The transformation, he said, may not be as immediate as some predict. Societies move with inertia. But eventually, work will evolve dramatically.

Future-proof skills, he suggested, include fluency with AI tools, adaptability, resilience and the ability to collaborate effectively.

The specifics of tomorrow’s professions may be impossible to predict — just as previous generations could not have imagined AI CEOs or YouTube creators — but the capacity to learn and adapt will remain essential.

Still, Altman cautioned against complacency. While change may unfold gradually, its scale will ultimately be significant.


The China Question and Global Competition

Addressing geopolitical realities, Altman acknowledged China’s strengths in manufacturing, robotics, electric motors, magnets and energy infrastructure.

At the same time, he argued that the United States retains advantages in certain AI research and scaling capabilities.

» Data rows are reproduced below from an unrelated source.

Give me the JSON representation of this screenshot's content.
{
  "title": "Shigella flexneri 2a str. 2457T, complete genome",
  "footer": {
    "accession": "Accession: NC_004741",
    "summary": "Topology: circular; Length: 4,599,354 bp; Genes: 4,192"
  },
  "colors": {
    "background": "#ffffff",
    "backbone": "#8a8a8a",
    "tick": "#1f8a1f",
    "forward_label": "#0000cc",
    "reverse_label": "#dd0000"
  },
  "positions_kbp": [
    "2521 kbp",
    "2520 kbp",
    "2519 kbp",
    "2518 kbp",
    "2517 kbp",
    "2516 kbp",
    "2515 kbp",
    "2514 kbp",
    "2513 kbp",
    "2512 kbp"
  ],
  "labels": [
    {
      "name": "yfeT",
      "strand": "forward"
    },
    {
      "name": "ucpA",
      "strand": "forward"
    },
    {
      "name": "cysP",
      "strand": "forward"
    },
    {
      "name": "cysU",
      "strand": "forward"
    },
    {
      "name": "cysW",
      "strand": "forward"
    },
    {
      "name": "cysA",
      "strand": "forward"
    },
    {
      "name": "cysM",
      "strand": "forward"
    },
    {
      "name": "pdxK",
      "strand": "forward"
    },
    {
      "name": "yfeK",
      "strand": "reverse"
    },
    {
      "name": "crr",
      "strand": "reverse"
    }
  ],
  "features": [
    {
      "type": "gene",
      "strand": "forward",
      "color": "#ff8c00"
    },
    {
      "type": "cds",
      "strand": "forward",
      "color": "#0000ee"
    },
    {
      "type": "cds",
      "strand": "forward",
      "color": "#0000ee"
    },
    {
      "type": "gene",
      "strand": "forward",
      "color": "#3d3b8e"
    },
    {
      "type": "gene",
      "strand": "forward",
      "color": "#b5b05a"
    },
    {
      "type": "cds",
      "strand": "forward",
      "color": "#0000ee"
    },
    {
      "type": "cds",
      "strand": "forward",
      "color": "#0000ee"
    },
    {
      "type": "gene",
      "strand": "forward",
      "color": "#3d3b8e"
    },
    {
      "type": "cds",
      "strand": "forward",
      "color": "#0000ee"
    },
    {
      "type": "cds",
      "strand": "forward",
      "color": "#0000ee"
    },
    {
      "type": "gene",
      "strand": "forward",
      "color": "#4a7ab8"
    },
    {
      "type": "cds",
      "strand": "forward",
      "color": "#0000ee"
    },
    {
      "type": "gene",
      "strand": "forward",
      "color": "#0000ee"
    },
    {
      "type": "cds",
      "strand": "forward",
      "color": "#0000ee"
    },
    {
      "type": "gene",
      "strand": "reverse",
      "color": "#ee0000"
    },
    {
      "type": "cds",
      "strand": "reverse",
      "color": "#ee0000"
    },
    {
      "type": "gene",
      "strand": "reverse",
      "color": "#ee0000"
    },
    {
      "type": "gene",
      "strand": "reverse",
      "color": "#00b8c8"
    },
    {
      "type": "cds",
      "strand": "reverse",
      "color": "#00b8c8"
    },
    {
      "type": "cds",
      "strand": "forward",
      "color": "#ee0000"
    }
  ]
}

Interestingly, Altman expressed admiration for competitors.

He credited Demis Hassabis and the team at Google DeepMind for their early and sustained commitment to AI research.

Without that pioneering work, he suggested, the current wave of generative AI might not have emerged as it did.

Hassabis, who shared the 2024 Nobel Prize in Chemistry for AI-driven breakthroughs in protein structure prediction, represents the kind of long-term scientific conviction Altman respects.


A Broader Political Moment

Altman also touched upon the relationship between Silicon Valley and Washington, describing it as complex — cooperative in some respects, strained in others. Yet he believes deeper engagement is inevitable.

As AI’s influence expands across sectors — from healthcare to defence to education — governments will have to shape policy frameworks around safety, equitable distribution of benefits and economic transition.

In India, a country balancing rapid digital growth with demographic scale, these questions are particularly urgent.

If Altman’s visit signals anything, it is that the global AI race will not be decided by algorithms alone — but by infrastructure, governance and vision.